Perhaps my favorite of all the Tribeca selections I tried was the Mexican “Huesera” knockout. Full of forebodings and heavy with threats, the story follows furniture maker Valeria (Natalia Solián, a terrifying talent) as she prepares for the birth of her first child. But hidden forces are at play. Amid the construction of cribs, doctor’s appointments and family celebrations, Valeria hallucinates a bony demon that seeks to infiltrate her home and poison her body and mind.

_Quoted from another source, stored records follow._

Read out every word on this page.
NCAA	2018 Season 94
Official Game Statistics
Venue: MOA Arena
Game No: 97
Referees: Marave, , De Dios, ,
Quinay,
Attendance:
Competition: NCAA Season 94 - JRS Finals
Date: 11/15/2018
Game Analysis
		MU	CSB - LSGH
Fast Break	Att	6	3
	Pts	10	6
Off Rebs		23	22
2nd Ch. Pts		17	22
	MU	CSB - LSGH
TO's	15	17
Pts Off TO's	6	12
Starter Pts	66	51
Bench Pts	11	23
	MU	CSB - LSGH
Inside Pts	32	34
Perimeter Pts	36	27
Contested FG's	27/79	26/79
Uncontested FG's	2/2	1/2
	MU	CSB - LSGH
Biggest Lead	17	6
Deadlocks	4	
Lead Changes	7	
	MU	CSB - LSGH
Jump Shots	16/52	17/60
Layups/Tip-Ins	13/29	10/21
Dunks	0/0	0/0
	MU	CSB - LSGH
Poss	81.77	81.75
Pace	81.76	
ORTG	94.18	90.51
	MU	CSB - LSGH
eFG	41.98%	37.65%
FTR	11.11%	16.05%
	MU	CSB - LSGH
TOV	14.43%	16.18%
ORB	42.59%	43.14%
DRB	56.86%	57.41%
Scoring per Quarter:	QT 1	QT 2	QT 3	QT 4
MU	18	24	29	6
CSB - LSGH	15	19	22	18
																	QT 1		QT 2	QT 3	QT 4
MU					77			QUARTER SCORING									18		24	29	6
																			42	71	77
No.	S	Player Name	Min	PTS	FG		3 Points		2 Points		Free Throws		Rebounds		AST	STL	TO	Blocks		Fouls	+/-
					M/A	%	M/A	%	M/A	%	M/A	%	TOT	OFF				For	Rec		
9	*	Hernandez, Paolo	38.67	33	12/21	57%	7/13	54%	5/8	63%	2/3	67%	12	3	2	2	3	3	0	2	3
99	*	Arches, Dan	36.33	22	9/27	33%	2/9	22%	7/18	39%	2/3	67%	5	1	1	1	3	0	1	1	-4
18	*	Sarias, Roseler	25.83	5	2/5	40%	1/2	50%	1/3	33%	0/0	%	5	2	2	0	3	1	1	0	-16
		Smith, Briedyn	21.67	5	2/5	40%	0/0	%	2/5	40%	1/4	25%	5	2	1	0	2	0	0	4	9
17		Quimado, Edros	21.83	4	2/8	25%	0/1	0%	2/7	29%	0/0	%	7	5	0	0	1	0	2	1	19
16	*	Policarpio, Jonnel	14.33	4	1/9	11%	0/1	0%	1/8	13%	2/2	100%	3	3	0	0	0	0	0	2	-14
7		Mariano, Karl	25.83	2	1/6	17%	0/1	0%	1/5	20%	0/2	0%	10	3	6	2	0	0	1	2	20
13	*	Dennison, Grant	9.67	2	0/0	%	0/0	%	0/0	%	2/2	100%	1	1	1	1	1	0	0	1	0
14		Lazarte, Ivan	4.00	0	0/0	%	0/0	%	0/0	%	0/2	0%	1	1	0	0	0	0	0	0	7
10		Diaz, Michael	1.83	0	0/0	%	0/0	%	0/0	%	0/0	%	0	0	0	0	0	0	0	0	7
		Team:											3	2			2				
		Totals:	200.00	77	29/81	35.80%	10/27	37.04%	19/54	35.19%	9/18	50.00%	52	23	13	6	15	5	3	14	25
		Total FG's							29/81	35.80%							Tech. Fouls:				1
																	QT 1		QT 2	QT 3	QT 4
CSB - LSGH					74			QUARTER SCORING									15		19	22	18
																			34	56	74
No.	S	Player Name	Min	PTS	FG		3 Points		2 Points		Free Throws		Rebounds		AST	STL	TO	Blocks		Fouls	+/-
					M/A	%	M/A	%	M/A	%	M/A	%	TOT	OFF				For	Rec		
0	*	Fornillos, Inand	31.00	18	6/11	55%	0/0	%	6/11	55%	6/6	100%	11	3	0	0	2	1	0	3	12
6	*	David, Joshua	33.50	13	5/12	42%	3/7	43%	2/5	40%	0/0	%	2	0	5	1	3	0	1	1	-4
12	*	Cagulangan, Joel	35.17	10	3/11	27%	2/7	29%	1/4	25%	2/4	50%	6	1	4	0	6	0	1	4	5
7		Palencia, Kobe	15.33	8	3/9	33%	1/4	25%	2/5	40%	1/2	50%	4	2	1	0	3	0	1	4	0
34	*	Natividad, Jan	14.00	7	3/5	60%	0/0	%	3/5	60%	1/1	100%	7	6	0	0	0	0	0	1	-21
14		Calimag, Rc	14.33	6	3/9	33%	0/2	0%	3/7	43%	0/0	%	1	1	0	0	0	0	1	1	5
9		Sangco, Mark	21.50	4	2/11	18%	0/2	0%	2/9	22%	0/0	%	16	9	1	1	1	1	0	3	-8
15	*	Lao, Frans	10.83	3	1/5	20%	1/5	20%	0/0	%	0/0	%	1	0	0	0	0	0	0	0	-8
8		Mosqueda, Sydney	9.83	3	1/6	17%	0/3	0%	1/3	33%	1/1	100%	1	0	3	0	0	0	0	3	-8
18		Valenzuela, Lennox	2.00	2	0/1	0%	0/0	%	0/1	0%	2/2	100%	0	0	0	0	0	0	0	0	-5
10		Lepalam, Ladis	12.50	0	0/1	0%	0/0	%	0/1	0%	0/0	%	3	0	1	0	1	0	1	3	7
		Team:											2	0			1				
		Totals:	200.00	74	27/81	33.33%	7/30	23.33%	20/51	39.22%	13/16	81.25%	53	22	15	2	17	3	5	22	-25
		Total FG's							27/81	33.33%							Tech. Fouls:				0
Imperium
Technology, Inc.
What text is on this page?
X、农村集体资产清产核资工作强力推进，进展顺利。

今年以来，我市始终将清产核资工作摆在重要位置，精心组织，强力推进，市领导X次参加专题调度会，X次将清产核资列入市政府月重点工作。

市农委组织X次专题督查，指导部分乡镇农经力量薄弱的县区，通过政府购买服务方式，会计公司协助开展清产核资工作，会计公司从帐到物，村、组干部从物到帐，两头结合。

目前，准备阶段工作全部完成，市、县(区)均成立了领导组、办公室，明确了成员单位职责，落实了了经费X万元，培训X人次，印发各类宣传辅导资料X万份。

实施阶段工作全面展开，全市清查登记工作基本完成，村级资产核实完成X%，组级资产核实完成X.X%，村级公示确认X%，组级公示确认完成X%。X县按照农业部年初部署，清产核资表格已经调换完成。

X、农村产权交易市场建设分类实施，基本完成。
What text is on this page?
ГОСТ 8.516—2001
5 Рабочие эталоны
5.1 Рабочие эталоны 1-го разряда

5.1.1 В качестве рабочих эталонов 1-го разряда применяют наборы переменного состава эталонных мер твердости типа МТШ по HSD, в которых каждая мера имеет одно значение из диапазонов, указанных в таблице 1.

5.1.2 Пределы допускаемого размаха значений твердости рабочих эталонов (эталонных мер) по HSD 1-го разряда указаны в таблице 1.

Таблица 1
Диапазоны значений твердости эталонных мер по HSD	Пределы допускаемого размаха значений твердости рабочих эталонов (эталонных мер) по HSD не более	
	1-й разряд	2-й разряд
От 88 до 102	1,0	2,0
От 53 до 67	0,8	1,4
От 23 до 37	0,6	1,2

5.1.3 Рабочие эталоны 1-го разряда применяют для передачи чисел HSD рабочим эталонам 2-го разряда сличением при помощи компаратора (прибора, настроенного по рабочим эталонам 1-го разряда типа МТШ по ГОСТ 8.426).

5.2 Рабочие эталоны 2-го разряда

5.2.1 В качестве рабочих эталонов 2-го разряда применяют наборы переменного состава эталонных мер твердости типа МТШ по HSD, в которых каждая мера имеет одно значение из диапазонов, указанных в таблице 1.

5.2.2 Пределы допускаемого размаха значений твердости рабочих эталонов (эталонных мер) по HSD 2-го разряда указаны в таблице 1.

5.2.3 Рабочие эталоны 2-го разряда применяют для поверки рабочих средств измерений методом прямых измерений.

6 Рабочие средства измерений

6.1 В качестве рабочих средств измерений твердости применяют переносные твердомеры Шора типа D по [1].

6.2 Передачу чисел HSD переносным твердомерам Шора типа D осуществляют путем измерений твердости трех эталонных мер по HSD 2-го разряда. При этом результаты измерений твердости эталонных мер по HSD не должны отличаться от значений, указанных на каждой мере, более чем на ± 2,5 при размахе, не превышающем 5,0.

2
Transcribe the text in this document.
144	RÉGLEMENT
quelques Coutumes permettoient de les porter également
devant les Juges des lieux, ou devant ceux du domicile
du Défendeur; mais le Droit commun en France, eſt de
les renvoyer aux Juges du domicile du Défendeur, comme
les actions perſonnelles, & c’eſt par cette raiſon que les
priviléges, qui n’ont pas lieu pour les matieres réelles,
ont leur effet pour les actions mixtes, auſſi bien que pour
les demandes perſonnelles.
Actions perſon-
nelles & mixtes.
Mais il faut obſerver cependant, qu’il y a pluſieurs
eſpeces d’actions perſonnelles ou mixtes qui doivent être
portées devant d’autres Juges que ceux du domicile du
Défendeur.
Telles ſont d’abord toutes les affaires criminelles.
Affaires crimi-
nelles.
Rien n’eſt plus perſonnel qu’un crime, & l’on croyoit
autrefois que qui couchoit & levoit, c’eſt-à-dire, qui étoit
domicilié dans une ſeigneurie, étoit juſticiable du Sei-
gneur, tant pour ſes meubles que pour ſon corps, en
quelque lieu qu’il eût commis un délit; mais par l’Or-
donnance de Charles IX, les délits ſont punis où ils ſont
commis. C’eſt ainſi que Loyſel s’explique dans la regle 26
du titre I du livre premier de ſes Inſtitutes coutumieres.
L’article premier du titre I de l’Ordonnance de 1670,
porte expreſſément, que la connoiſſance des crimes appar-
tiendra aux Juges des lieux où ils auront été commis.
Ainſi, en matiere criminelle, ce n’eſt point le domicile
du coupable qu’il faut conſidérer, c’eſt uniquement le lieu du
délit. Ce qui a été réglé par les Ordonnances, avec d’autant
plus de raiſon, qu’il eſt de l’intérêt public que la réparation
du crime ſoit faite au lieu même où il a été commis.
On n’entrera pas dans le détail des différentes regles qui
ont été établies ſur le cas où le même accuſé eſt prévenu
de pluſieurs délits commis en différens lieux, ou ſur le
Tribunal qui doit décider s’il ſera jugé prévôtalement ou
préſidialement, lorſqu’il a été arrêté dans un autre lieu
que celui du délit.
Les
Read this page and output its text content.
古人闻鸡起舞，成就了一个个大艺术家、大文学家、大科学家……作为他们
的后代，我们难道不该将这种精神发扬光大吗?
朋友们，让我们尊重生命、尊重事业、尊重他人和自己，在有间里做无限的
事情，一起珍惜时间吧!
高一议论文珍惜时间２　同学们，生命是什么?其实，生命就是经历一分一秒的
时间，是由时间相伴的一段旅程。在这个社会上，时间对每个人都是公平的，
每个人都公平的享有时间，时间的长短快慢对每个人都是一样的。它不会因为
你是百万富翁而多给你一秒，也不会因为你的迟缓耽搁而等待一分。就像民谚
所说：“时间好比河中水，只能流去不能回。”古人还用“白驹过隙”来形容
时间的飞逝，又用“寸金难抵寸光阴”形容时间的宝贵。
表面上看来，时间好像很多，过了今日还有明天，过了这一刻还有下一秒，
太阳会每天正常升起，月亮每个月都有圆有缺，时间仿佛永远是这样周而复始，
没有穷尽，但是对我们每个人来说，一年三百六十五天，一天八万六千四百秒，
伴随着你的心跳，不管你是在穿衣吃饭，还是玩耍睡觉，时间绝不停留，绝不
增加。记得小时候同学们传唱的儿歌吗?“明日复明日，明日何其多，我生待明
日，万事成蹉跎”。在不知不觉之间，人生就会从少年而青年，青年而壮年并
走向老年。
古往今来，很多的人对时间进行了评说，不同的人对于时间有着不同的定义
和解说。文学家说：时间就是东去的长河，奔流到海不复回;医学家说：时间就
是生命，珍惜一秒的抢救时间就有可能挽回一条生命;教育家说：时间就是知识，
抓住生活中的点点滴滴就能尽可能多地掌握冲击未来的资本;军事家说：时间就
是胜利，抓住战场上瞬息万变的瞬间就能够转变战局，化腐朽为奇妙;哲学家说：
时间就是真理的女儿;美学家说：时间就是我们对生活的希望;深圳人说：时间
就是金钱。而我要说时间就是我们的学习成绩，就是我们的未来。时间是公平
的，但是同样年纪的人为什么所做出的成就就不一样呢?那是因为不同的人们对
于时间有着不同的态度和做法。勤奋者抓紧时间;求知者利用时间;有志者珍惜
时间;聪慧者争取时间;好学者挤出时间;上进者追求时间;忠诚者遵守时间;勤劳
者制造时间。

The quintessential horror stories fuse with elements of Catholic spirituality and Mexican folklore. The most exciting setting features a purgative ritual that Cervera performs with a dance choreographer’s sense of movement and a Gothic artist’s eye for composition. But even as Valeria drifts away from loved ones and the sequels devolve into phantasmagoria, Cervera never loses sight of the central themes. Spinning on an axis of anxiety, “Huesera” raises the provocative idea that motherhood can seem like a curse that takes away sacred stability and autonomy. It’s not easy, the film – like many great works of vision, scale be damned – is almost an exorcism in itself, laying bare fuss and banalities to expose raw truths.